In the end, all of the planning and expenses- $2.7 million on course renovations alone - will be worth bringing a piece of golf history to the fans who have done so much to support the game. Tickets for the 2002 U.S. Open golf championship, which was June 10-16, sold out at 42,500 per day as soon as the ticket application deadline expired on July 31. This was the 16th consecutive year the U.S. Open has been a sellout, beginning with the 1987 Open at The Olympic Club in San Francisco. The U.S. Open is one of the 13 national championships conducted by the United States Golf Association.

Tiger Woods at the 17th hole during the U.S. Open
Tiger Woods at the 17th hole during the U.S. Open.

Bethpage Black was the first time a publically owned and operated golf course played host to the U.S. Open. Tiger Woods took the win, and was the only golfer to score under par. It was considered by many to be one of the most difficult and exciting Opens in history. The New York and New Jersey fans created an atypical atmosphere for U.S. Open play, as well as breaking attendance records. Seven years later, Bethpage Black once again hosted the U.S. Open for 2009. Lucas Glover took the win with an excellent score of four under par. Only the top 5 players managed to score under par, a testament to the difficulty of the Black.

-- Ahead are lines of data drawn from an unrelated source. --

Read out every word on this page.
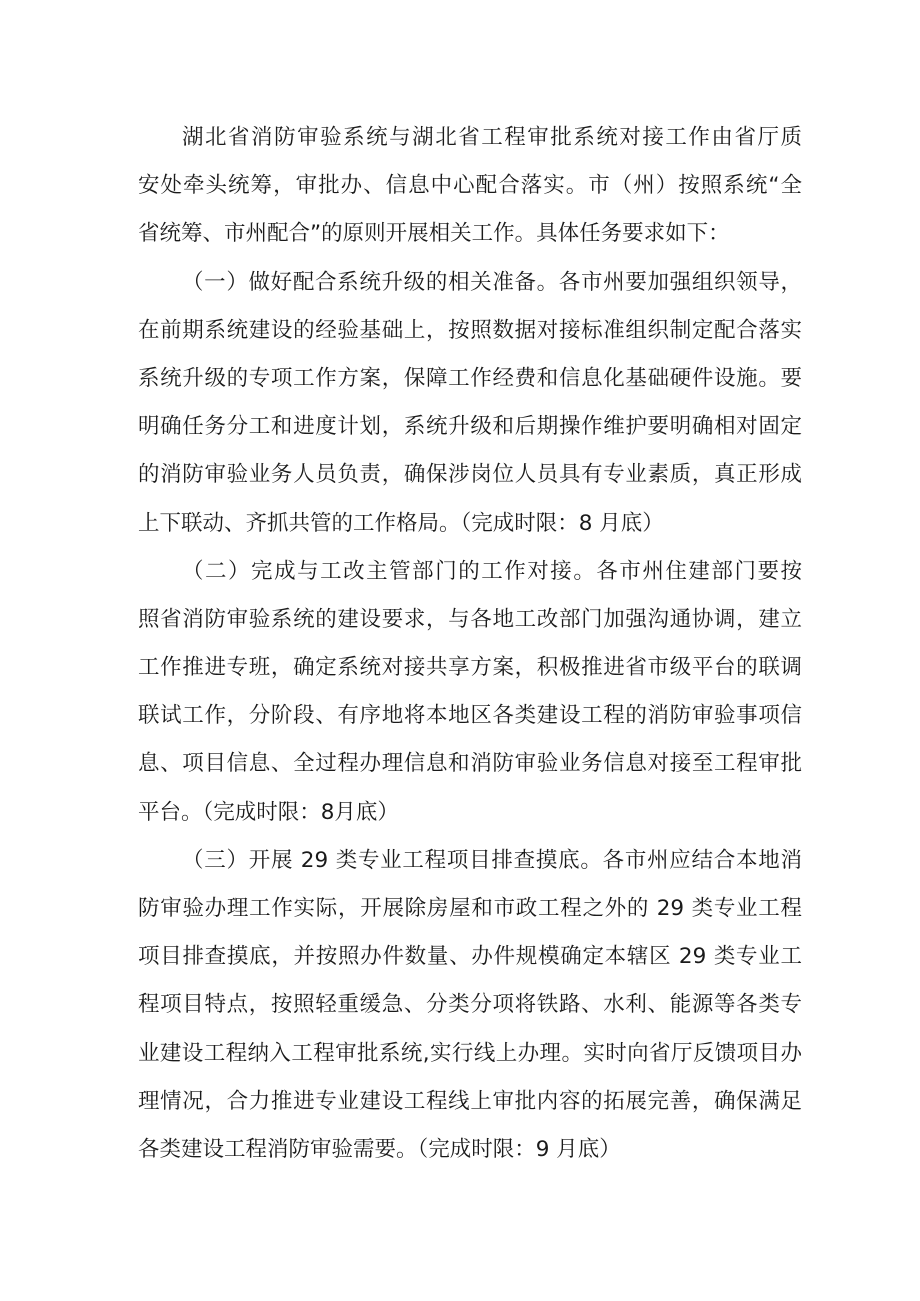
湖北省消防审验系统与湖北省工程审批系统对接工作由省厅质
安处牵头统筹，审批办、信息中心配合落实。市（州）按照系统“全
省统筹、市州配合”的原则开展相关工作。具体任务要求如下：
（一）做好配合系统升级的相关准备。各市州要加强组织领导，
在前期系统建设的经验基础上，按照数据对接标准组织制定配合落实
系统升级的专项工作方案，保障工作经费和信息化基础硬件设施。要
明确任务分工和进度计划，系统升级和后期操作维护要明确相对固定
的消防审验业务人员负责，确保涉岗位人员具有专业素质，真正形成
上下联动、齐抓共管的工作格局。（完成时限：8 月底）
（二）完成与工改主管部门的工作对接。各市州住建部门要按
照省消防审验系统的建设要求，与各地工改部门加强沟通协调，建立
工作推进专班，确定系统对接共享方案，积极推进省市级平台的联调
联试工作，分阶段、有序地将本地区各类建设工程的消防审验事项信
息、项目信息、全过程办理信息和消防审验业务信息对接至工程审批
平台。（完成时限：8月底）
（三）开展 29 类专业工程项目排查摸底。各市州应结合本地消
防审验办理工作实际，开展除房屋和市政工程之外的 29 类专业工程
项目排查摸底，并按照办件数量、办件规模确定本辖区 29 类专业工
程项目特点，按照轻重缓急、分类分项将铁路、水利、能源等各类专
业建设工程纳入工程审批系统,实行线上办理。实时向省厅反馈项目办
理情况，合力推进专业建设工程线上审批内容的拓展完善，确保满足
各类建设工程消防审验需要。（完成时限：9 月底）
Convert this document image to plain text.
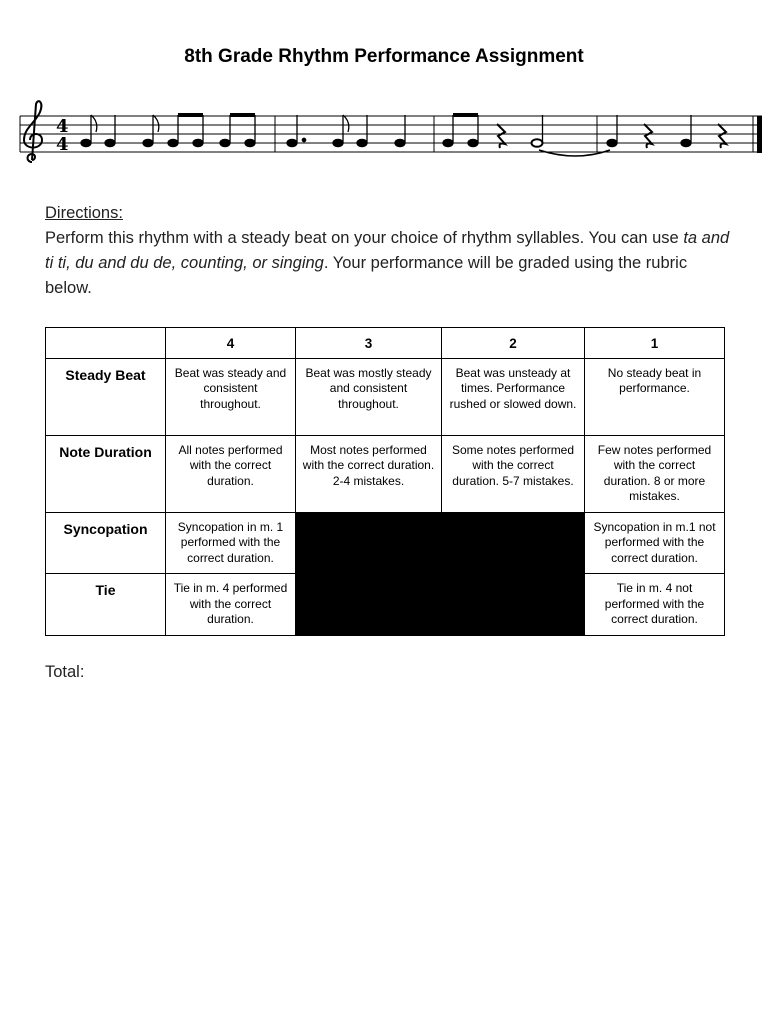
8th Grade Rhythm Performance Assignment
4
4
Directions:
Perform this rhythm with a steady beat on your choice of rhythm syllables. You can use ta and ti ti, du and du de, counting, or singing. Your performance will be graded using the rubric below.
	4	3	2	1
Steady Beat	Beat was steady and consistent throughout.	Beat was mostly steady and consistent throughout.	Beat was unsteady at times. Performance rushed or slowed down.	No steady beat in performance.
Note Duration	All notes performed with the correct duration.	Most notes performed with the correct duration. 2-4 mistakes.	Some notes performed with the correct duration. 5-7 mistakes.	Few notes performed with the correct duration. 8 or more mistakes.
Syncopation	Syncopation in m. 1 performed with the correct duration.			Syncopation in m.1 not performed with the correct duration.
Tie	Tie in m. 4 performed with the correct duration.			Tie in m. 4 not performed with the correct duration.
Total:
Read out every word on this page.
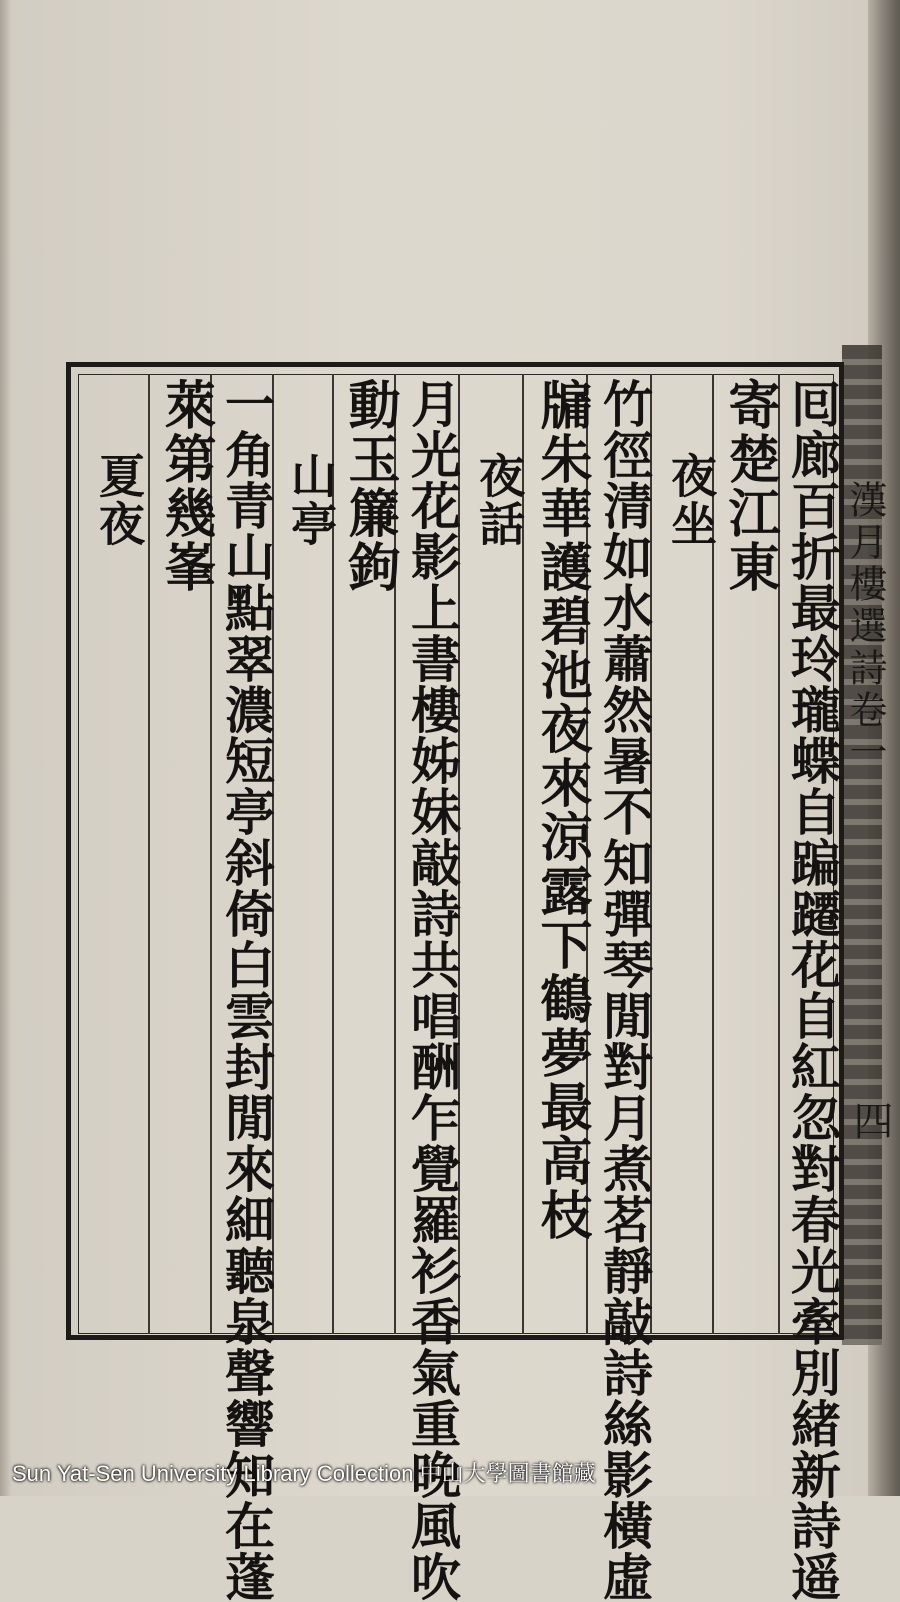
囘廊百折最玲瓏蝶自蹁躚花自紅忽對春光牽別緒新詩遥
寄楚江東
夜坐
竹徑清如水蕭然暑不知彈琴閒對月煮茗靜敲詩絲影橫虛
牖朱華護碧池夜來涼露下鶴夢最高枝
夜話
月光花影上書樓姊妹敲詩共唱酬乍覺羅衫香氣重晚風吹
動玉簾鉤
山亭
一角青山點翠濃短亭斜倚白雲封閒來細聽泉聲響知在蓬
萊第幾峯
夏夜	漢月樓選詩卷一
四
Sun Yat-Sen University Library Collection 中山大學圖書館藏
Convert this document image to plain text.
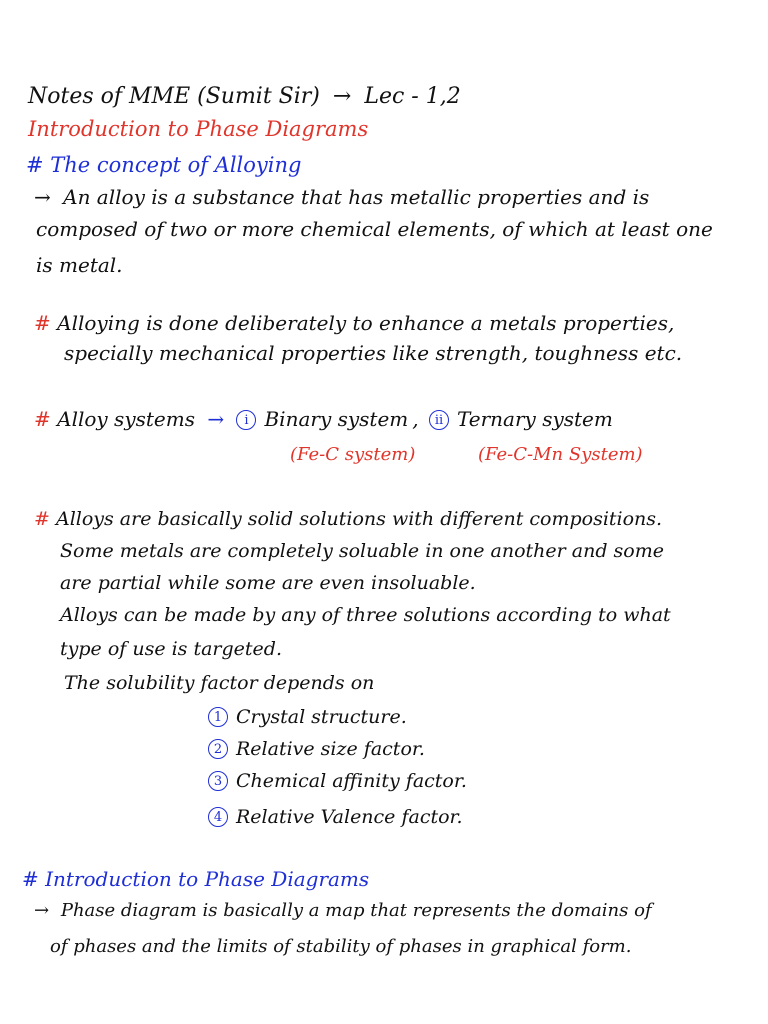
Notes of MME (Sumit Sir) → Lec - 1,2
Introduction to Phase Diagrams
# The concept of Alloying
→ An alloy is a substance that has metallic properties and is
composed of two or more chemical elements, of which at least one
is metal.
# Alloying is done deliberately to enhance a metals properties,
specially mechanical properties like strength, toughness etc.
# Alloy systems → i Binary system , ii Ternary system
(Fe-C system)	(Fe-C-Mn System)
# Alloys are basically solid solutions with different compositions.
Some metals are completely soluable in one another and some
are partial while some are even insoluable.
Alloys can be made by any of three solutions according to what
type of use is targeted.
The solubility factor depends on
1 Crystal structure.
2 Relative size factor.
3 Chemical affinity factor.
4 Relative Valence factor.
# Introduction to Phase Diagrams
→ Phase diagram is basically a map that represents the domains of
of phases and the limits of stability of phases in graphical form.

The future is bright for Bethpage Black. In 2016 it will be playing host to The Barclays August 25-28, and also will be playing host to numerous smaller events. Loyal golfers continue to camp overnight in the parking lot in order to grab a tee time, and the Black remains a test that few can conquer. It consistently ranks among the country's toughest courses, and is one of the most famous public courses in the world.